İsrail’in bölgesel yayılmacılığına karşı Körfez ve Arap ülkelerinin güçlü ortak tutumunu ele alan kapsamlı analiz.
Doha’da İİT-Arap Birliği Olağanüstü Ortak Dışişleri Bakanları Toplantısı sonrasında konuşan Dışişleri Bakanı Hakan Fidan, bölge ülkelerinin sadece Filistin meselesiyle değil, İsrail’in yayılmacılığıyla da karşı karşıya olduğunu belirtti. İsrail’in toprak genişletme hedefi ve bölgedeki ülkeleri zayıf, bölünmüş tutma çabaları bu dönemin merkezindeki konular arasında vurgulandı.
Katar’ın başkenti Doha’da gerçekleşen görüşmelerin ardından Al Jazeera Arapça ve Katar TV’ye değerlendirmelerde bulunan Fidan, Katar halkına saygılarını iletti ve İsrail’in 9 Eylül’de Hamas müzakere heyeti bulunan binaya düzenlediği saldırıya karşı geçmiş olsun dileklerini paylaştı. Türkiye’nin Katar’ın yanında olduğunu, iki ülke arasındaki sarsılmaz bağın altını çizen Fidan, Cumhurbaşkanı Erdoğan ile Katar Emiri Temim bin Hamad Al Sani arasındaki güçlü dostluk ve liderlik ilişkisine dikkat çekti.
Bugün toplantıda edinilen izlenimler doğrultusunda Fidan, “Artık sorun yalnızca Filistin-İsrail çatışması değildir; İsrail’in bölgede yayılmacılık peşinde olması da meseleye dahil edilmelidir.” sözleriyle yeni bir tanımlamanın gerekliliğine işaret etti. Bölgedeki Arap ve İslam ülkelerinin bu tehdide karşı ortak adımlar atması gerektiğini vurguladı.
İsrail’in bölgeye yönelik yayılmacı politikalarının arkasında iki ana neden yatıyor: toprakları genişletme hedefi ve komşu ülkeleri bölünmüş durumda tutma stratejisi. Fidan, Suriye başta olmak üzere bölgedeki ülkelerle iletişimi sürdürdüklerini ve bu süreçte karşılaşılan riskleri ele aldıklarını ifade etti.
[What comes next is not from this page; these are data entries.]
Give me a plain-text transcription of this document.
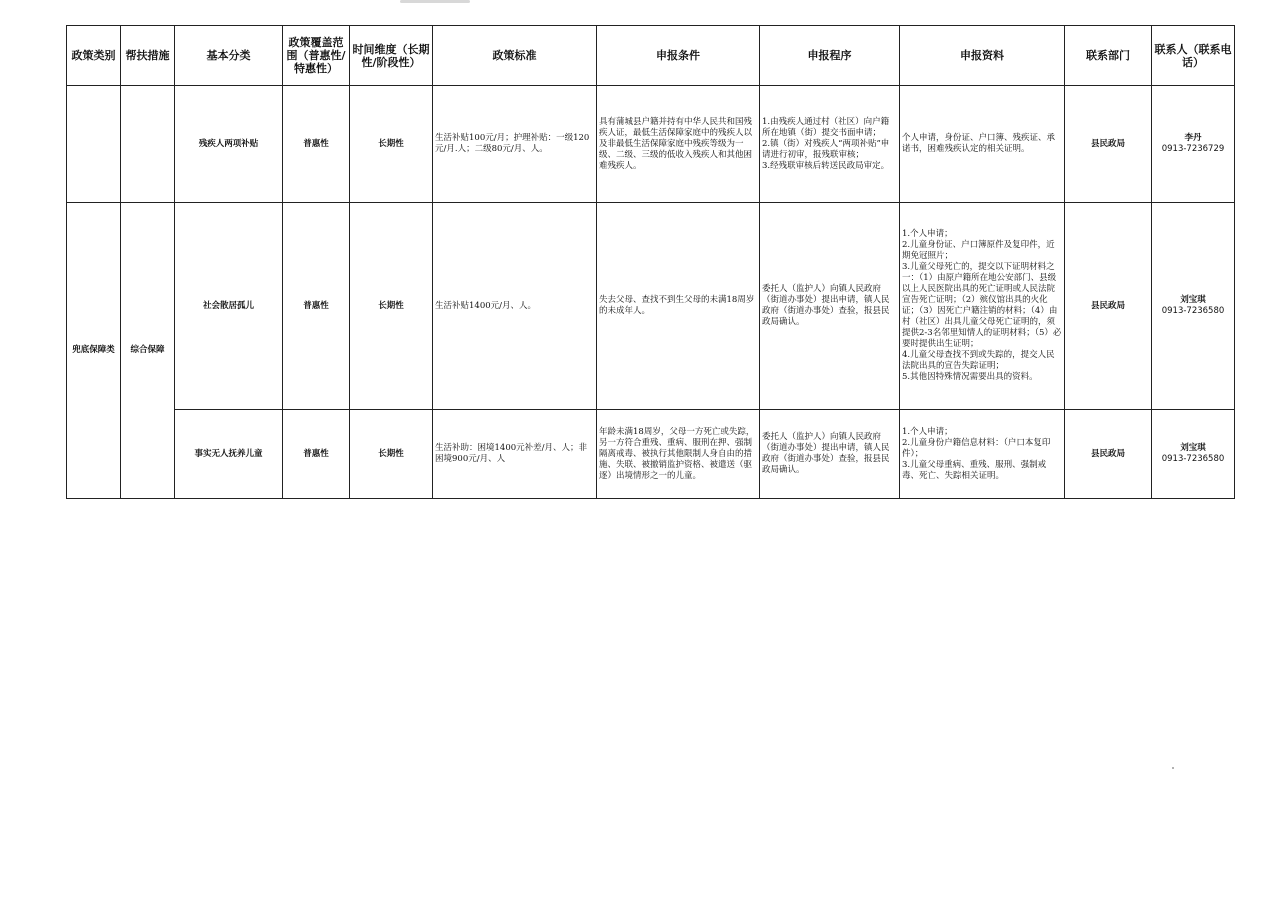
政策类别	帮扶措施	基本分类	政策覆盖范围（普惠性/特惠性）	时间维度（长期性/阶段性）	政策标准	申报条件	申报程序	申报资料	联系部门	联系人（联系电话）
		残疾人两项补贴	普惠性	长期性	生活补贴100元/月；护理补贴：一级120元/月.人；二级80元/月、人。	具有蒲城县户籍并持有中华人民共和国残疾人证，最低生活保障家庭中的残疾人以及非最低生活保障家庭中残疾等级为一级、二级、三级的低收入残疾人和其他困难残疾人。	1.由残疾人通过村（社区）向户籍所在地镇（街）提交书面申请；
2.镇（街）对残疾人“两项补贴”申请进行初审，报残联审核；
3.经残联审核后转送民政局审定。	个人申请，身份证、户口簿、残疾证、承诺书，困难残疾认定的相关证明。	县民政局	李丹
0913-7236729

兜底保障类	综合保障	社会散居孤儿	普惠性	长期性	生活补贴1400元/月、人。	失去父母、查找不到生父母的未满18周岁的未成年人。	委托人（监护人）向镇人民政府（街道办事处）提出申请，镇人民政府（街道办事处）查验，报县民政局确认。	1.个人申请；
2.儿童身份证、户口簿原件及复印件，近期免冠照片；
3.儿童父母死亡的，提交以下证明材料之一：（1）由原户籍所在地公安部门、县级以上人民医院出具的死亡证明或人民法院宣告死亡证明；（2）殡仪馆出具的火化证；（3）因死亡户籍注销的材料；（4）由村（社区）出具儿童父母死亡证明的，须提供2-3名邻里知情人的证明材料；（5）必要时提供出生证明；
4.儿童父母查找不到或失踪的，提交人民法院出具的宣告失踪证明；
5.其他因特殊情况需要出具的资料。	县民政局	刘宝琪
0913-7236580

		事实无人抚养儿童	普惠性	长期性	生活补助：困境1400元补差/月、人；非困境900元/月、人	年龄未满18周岁，父母一方死亡或失踪，另一方符合重残、重病、服刑在押、强制隔离戒毒、被执行其他限制人身自由的措施、失联、被撤销监护资格、被遣送（驱逐）出境情形之一的儿童。	委托人（监护人）向镇人民政府（街道办事处）提出申请，镇人民政府（街道办事处）查验，报县民政局确认。	1.个人申请；
2.儿童身份户籍信息材料：（户口本复印件）；
3.儿童父母重病、重残、服刑、强制戒毒、死亡、失踪相关证明。	县民政局	刘宝琪
0913-7236580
Suriye’nin güneyinde yaşanan gelişmeleri tehlikeli bulduklarını ve toplumsal fay hatlarının istikrarsızlığa yol açmaması gerektiğini belirtti.
Körfez ülkeleriyle ABD arasındaki ilişkilerin güçlü olduğuna ve Cumhurbaşkanı Erdoğan’ın ABD Başkanıyla özel bir bağ kurduğuna vurgu yapan Fidan, ancak ABD iç siyasetinin İsrail ile ilişkilerde bir istisna yarattığını söyledi. “Bu durum bölgede puan kaybettiren ve dostları gücendiren bir tablo oluşturuyor,” diye ekledi.
ABD ile her seviyede yürütülen görüşmelerin, İsrail’in bölgeye yönelik insanlık suçları ve yayılmacılık politikalarının uluslararası düzeyde geri dönüşünü nasıl etkilediğini gösterdiğini belirten Fidan, Washington’un bu konudaki tutumunu iç siyasi dinamikler bağlamında değerlendirdi.
Filistin meselesinin ötesine bakmak gerektiğini savunan Fidan, artık bölgesel güvenliğin kurumsallaştırılması gerektiğini vurguladı. Küresel güvenliği tehdit eden bu süreçte Arap ve İslam ülkelerinin birleşik bir yaklaşım benimsemesi gerektiğini ifade ederek, Arap ve İslam dünyasının bir araya gelerek yeni tanımlanan sorun üzerinden çözüm üretmesi gerektiğini belirtti.
Doha’daki toplantıların ardından yarın liderler seviyesinde yapılacak görüşmelerde bu konuların geniş kapsamlı tartışılacağını ve Katar’ın arabuluculuk rolünün değerli bulunduğunu ifade eden Fidan, Katar Emiri Al Sani ve Dışişleri Bakanı Muhammed bin Abdurrahman Al Sani’nin başını çektiği girişimlerin takdirle izlendiğini kaydetti. Ayrıca Mısır’ın bölgede önemli bir rol oynadığını ve Katar’ın riskler alarak bu süreci sürdürmesinin hayati olduğunu vurguladı.